The Best TV Shows I Watched This Year
This article is part of a collection of my favorite media pieces in 2020.
COMMUNITY
A reformed classics skeptic once said “there’s nothing like the classics”. Community isn’t a new show, but it’s a timeless creative masterpiece of network comedy. I’ve sat down plenty of times to rewatch shows like The Office and Parks and Recreation, but in a year whose theme is “distraction”, the campus of Greendale Community College commands a certain air of innocent fantasy. Community never quite got the recognition it deserved, being nearly shelved a number of times before a final relegation to Yahoo’s short-lived streaming service, but the show was great when it aired, and it holds up excellently. Six seasons down, one movie to go.
BETTER CALL SAUL
Better Call Saul is probably the best thing on TV right now. The Breaking Bad prequel had big blood-spattered, meth-dusted shoes to fill, but five seasons in, it’s clear the series holds its own and even contends with its dad at its higher points.
The early seasons of Better Call Saul are, admittedly, a little slower than Breaking Bad. Jimmy McGill’s first few chapters definitely have their high-tension moments, but his descent into the criminal underworld is a little slower, albeit in a way that feels perfect for his character. This is all mostly irrelevant to me, though, because I watched Season 5 this year, and by this point, no spoilers, Jimmy’s story is accelerating at full speed, with all the weight and gravity of his predecessor. If I’d been able to watch the series from start to finish this year, there’s little doubt it’d take the crown, but fellow fans and I will have to hold that fervor a little longer as the show’s already-long production schedule deals with the ongoing pandemic.
RAISIN D’OR: TASKMASTER
I watched a lot of TV this year, but Taskmaster was probably the show I needed most. Originally an off-hand recommendation from my brother given after watching the Big Fat Quiz of the Decade, this quirky, simple piece of English television became one of our favorite bits of entertainment.
Panel shows in general are a sort of uniquely British phenomenon made impossible here in part by the more reverential American celebrity culture and in part by stricter and more ad-hungry channel restrictions. Taskmaster takes five British comedians and pits them against each other in a series of whimsical, borderline nonsensical tasks. Most of the show’s humor and intrigue both come from the unexpected, unique, and overcomplicated methods the comedians use to complete the tasks – a task that requires participants to place three exercise balls on a yoga mat currently placed atop a tall hill is harder than it looks (gravity), for example, unless you simply… move the yoga mat to the flat ground the balls are already at.
It’s hard to adequately capture what makes the show so entertaining in text – it’s a formula that, with the wrong cast and improper execution, could be terrible, but each series introduces a new set of comedians whose interactions with the tasks, the hosts, and each other, keep the show captivating for each five-to-ten episode span.
There are ten series of Taskmaster, including the recently wrapped-up Series 10, and an additional special “champion of champions” series.

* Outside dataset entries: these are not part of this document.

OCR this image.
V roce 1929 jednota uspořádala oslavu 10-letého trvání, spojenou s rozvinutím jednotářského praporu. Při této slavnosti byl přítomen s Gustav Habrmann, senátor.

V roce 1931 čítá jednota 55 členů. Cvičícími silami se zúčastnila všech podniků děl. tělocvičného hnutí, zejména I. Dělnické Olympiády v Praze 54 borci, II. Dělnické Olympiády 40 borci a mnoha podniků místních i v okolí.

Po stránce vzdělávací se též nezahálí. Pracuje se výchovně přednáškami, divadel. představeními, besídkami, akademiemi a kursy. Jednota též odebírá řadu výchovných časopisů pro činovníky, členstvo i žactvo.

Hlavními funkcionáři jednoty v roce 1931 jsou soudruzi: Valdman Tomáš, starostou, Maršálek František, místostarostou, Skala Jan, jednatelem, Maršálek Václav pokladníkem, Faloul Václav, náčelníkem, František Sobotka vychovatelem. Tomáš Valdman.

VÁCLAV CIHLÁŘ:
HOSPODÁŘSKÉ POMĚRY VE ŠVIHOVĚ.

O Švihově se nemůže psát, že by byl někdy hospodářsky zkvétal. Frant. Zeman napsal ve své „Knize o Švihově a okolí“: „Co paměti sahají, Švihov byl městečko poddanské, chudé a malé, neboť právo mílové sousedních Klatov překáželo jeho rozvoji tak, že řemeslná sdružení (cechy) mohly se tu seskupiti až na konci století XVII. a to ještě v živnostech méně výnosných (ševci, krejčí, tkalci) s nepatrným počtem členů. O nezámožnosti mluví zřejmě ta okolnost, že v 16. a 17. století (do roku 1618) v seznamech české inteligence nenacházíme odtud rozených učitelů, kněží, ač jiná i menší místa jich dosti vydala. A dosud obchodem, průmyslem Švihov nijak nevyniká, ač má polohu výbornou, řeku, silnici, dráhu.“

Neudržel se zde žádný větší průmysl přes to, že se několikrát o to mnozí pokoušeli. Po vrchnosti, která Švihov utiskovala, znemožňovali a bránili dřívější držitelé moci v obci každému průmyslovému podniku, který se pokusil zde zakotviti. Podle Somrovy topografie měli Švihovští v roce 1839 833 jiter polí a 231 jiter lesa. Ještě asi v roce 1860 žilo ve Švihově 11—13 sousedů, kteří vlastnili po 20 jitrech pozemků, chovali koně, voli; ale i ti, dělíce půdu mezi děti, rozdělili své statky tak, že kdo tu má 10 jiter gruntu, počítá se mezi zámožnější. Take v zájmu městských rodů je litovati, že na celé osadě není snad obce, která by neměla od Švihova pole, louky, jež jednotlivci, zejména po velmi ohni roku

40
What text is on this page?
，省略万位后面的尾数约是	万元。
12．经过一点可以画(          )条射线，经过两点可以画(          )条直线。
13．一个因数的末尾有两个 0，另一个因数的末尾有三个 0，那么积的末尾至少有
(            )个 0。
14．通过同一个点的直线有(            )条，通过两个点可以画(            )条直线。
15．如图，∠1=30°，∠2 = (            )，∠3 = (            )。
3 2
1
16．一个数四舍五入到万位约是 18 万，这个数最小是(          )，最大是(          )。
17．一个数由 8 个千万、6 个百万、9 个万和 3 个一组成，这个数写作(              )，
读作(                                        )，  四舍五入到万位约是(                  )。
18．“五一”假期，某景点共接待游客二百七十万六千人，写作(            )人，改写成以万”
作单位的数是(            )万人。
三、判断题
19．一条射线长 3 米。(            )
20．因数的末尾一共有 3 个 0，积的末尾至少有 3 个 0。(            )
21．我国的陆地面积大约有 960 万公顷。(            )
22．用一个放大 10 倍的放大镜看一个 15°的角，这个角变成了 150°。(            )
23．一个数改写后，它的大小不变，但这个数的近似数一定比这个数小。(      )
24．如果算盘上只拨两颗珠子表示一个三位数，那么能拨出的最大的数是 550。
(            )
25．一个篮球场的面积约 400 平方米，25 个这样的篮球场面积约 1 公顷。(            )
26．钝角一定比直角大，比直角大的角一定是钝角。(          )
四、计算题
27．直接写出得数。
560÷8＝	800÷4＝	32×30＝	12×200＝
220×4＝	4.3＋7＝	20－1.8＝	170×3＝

Sara and I watched all of them this year, and most of them before the pandemic forced us to stay inside. Pre-lockdown, Taskmaster was a show we thoroughly enjoyed. During our ever-lengthening period of isolation, it offered us our standard entertainment positioned before a comfortable façade of British simplicity, something that’s hard to value from the perspective of Americans living through a horribly mismanaged pandemic packed inside a nightmarish election year. We watched nine+ seasons of Taskmaster before we could imagine what a worldwide disease outbreak would look like, and sitting down for series ten this autumn and winter returned us to that casual bliss, if only briefly.